Practiced Civility: Politesse Trumps Policy as Hollande Meets Merkel
Just hours after his rain-soaked inauguration, new French President François Hollande flew to Berlin to meet with the German chancellor. The pair did all they could to exude amiability, but with Hollande now intent on fulfilling his myriad campaign promises, it remains to be seen how long the congeniality will last.
For a brief moment, it almost looked as if the meeting in Berlin wouldn't happen. The weather gods seemed to have it in for the new French president on Tuesday. Immediately following his swearing in, François Hollande was soaked through by a heavy shower as he stood at the Arc de Triomphe. Then, on his way to the German capital not long later, his plane was struck by lightning, forcing the pilot to turn around.
In the end, though, symbolism trumped the weather. Hollande's choice to fly to Berlin just hours after he was sworn in as Nicolas Sarkozy's successor in the Élysée Palace was nothing short of a statement: Good relations between the two largest countries in the European Union are vital. The importance of the meeting could be measured by the swarms of journalists who found their way to the Chancellery on Tuesday evening -- only visits by US presidents tend to draw more attention. Each gesture was closely watched: Merkel welcomed Hollande with a handshake instead of the kisses she reserved for Sarkozy. But it is still early in the relationship.
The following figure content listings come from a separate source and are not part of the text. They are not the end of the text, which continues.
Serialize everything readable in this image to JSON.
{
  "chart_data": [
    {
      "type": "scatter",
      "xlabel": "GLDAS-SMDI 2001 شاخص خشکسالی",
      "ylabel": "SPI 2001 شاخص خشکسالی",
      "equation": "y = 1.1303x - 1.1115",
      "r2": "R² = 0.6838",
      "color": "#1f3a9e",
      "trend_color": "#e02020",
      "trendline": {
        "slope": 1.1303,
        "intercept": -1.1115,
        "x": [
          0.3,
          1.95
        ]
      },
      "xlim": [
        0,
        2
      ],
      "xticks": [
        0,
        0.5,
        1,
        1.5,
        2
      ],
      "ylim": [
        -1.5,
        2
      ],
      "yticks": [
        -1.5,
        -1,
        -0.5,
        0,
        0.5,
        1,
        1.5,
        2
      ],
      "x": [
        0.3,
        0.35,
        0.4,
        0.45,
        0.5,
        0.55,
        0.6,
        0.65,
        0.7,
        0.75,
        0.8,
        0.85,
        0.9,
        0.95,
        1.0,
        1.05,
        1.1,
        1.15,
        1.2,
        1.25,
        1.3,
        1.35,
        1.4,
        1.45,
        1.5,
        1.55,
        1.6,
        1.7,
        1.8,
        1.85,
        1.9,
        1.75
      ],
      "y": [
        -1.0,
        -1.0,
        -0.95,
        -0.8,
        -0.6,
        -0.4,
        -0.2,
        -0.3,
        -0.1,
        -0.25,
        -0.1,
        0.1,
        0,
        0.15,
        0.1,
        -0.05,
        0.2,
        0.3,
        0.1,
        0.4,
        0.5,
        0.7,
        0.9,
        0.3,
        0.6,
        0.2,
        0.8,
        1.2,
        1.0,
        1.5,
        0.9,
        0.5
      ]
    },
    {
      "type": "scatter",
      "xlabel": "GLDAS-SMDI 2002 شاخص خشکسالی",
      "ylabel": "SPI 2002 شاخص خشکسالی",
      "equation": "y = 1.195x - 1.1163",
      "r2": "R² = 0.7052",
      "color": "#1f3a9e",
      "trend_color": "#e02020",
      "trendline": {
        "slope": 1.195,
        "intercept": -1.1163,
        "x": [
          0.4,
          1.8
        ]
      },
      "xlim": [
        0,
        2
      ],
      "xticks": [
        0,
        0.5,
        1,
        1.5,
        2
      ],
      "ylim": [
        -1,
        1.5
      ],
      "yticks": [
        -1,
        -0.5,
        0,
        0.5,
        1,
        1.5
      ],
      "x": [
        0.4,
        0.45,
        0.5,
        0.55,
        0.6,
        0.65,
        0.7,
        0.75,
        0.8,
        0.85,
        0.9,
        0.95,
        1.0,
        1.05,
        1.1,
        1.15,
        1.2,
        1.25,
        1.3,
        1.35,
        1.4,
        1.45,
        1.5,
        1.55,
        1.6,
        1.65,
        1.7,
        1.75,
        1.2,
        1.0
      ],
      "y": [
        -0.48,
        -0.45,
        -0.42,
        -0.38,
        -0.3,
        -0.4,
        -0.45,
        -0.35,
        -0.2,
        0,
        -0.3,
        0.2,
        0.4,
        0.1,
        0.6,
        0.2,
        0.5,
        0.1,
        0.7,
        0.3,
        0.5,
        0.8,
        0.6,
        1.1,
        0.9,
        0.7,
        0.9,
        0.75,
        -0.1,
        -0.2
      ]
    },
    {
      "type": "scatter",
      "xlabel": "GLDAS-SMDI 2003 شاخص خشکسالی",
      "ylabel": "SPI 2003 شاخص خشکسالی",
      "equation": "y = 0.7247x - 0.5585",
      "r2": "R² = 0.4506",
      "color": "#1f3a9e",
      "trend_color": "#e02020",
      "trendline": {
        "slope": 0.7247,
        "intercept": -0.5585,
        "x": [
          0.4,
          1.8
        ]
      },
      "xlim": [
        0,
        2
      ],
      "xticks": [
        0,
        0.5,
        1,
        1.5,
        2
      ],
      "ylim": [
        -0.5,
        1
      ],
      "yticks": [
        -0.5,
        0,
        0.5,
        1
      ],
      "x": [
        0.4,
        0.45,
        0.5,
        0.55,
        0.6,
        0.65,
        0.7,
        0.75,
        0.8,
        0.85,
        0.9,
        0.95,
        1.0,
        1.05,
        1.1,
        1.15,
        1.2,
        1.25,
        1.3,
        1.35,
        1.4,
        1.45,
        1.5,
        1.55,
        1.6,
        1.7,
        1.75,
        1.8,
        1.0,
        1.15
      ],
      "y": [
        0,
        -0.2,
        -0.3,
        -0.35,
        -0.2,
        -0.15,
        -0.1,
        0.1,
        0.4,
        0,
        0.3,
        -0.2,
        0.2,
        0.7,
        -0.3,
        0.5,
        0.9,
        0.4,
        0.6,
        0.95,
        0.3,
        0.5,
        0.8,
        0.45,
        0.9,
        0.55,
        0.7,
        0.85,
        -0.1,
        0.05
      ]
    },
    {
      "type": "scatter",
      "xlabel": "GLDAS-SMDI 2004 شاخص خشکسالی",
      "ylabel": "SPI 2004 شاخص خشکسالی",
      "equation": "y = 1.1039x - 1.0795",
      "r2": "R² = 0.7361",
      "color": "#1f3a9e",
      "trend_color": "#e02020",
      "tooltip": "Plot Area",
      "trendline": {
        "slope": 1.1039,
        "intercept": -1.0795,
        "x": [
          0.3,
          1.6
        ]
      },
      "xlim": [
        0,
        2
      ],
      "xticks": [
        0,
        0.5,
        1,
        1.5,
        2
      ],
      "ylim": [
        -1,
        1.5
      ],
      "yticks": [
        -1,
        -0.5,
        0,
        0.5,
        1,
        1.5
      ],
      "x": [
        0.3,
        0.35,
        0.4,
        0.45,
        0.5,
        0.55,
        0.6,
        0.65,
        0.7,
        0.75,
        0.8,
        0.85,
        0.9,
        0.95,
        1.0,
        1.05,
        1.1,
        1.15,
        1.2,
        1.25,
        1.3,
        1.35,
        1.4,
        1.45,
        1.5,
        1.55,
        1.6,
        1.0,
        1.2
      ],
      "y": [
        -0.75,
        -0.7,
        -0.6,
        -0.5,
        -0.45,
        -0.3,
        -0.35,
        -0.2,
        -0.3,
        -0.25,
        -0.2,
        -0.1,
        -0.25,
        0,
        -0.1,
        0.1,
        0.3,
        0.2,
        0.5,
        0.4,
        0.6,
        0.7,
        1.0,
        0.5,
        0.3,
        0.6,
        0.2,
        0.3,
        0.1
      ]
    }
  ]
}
Tuesday evening in Berlin was not focused on making decisions. It was about psychology, about atmosphere -- and about initial efforts to determine exactly where France now stands on the vital issues facing the EU. Merkel and Hollande met for more than an hour before sitting down to dinner. They communicated via interpreters, both preferring to stick to their native tongues and only making brief forays into English.
'Pleasure and Excitement'
Mostly, though, Tuesday evening was a pageant, designed to prove to the gathered journalists that the two leaders could get along. During the campaign, Merkel had left no doubts that she stood firmly behind Sarkozy, even offering to help him campaign against the Socialist Hollande. Sarkozy, however, fell to Hollande in the final round of voting by a tally of 48.3 percent to 51.7 percent. Merkel and Hollande -- both 57 and similar in height -- have little choice but to get along. The German chancellor insisted that she is approaching the cooperation "with pleasure and excitement." Both insisted that they are aware "of the responsibility we have for Europe."
The primary focus of their relationship initially will be Merkel's fiscal pact and her focus on austerity as a solution to the ongoing euro crisis. Given the beating Merkel's Christian Democrats took in state elections in North Rhine-Westphalia on Sunday, the French media was convinced that the German leader would have no choice but to back down. Given the approaching general elections in Germany in 2013, the Strasbourg paper Les Dernières Nouvelles d'Alsace wrote, it is possible that "she will retreat somewhat from her austerity policies."
Whether she will indeed take a step back remains to be seen. Twenty-five of the 27 EU member states have signed the fiscal pact and the national parliaments of all signatory states are to ratify the treaty by the end of the year. Hollande, however, has repeatedly threatened to recommend that the French parliament withhold ratification should the pact not be supplemented with a growth initiative.
Berlin has long since resigned itself to the need for such an amendment -- growth has become the European Union's newest favorite empty phrase. Merkel hinted as much at the Tuesday evening press conference, saying that it is but a general term: "The question is who has what ideas?"
A Growth Dimension
That, in fact, is the decisive question. Hollande said that the pair had reached an understanding to put all ideas and proposals for growth on the table and to discuss which legal possibilities existed to make them reality. At the same time, he insisted that he was not interested in renegotiating the fiscal pact, as he had threatened to demand during the campaign. He merely wants to add a growth dimension, he said.
Still, Hollande wasn't completely a model guest. He once again mentioned his support for bundling European debt in so-called euro bonds, a proposal to which Merkel and her coalition partners, the Free Democrats (FDP), are adamantly opposed. He also said that without growth, sovereign debt cannot be paid down -- a seemingly banal sentence that could, however, be understood as a critique of Merkel's obsessive focus on fiscal responsibility.
The two sides will have to work quickly to find agreement on the way forward. Merkel said that Paris and Berlin hope to be able to present joint proposals for growth stimulus at the European Union summit at the end of June. "It will be very important," she said, "that Germany and France present shared ideas at that time."
'I Seldom Have Fear'
Finding agreement on those ideas will be the first test of the new Paris-Berlin relationship. After all, Hollande would like to avoid disappointing his followers in the very first weeks of his presidency. He has made many promises, including increasing state investment and reducing youth unemployment -- both of which could contravene the imperatives of Merkel's fiscal pact.
On Tuesday evening, such potential pitfalls were hidden behind the curtain of politesse. Toward the end of the press conference, Merkel was asked if she were afraid of the campaign promises made by Hollande in recent months, such as his pledge to sink the retirement age. Merkel answered: "I seldom have fear, as fear is not a good adviser in politics."
The new French president simply smiled.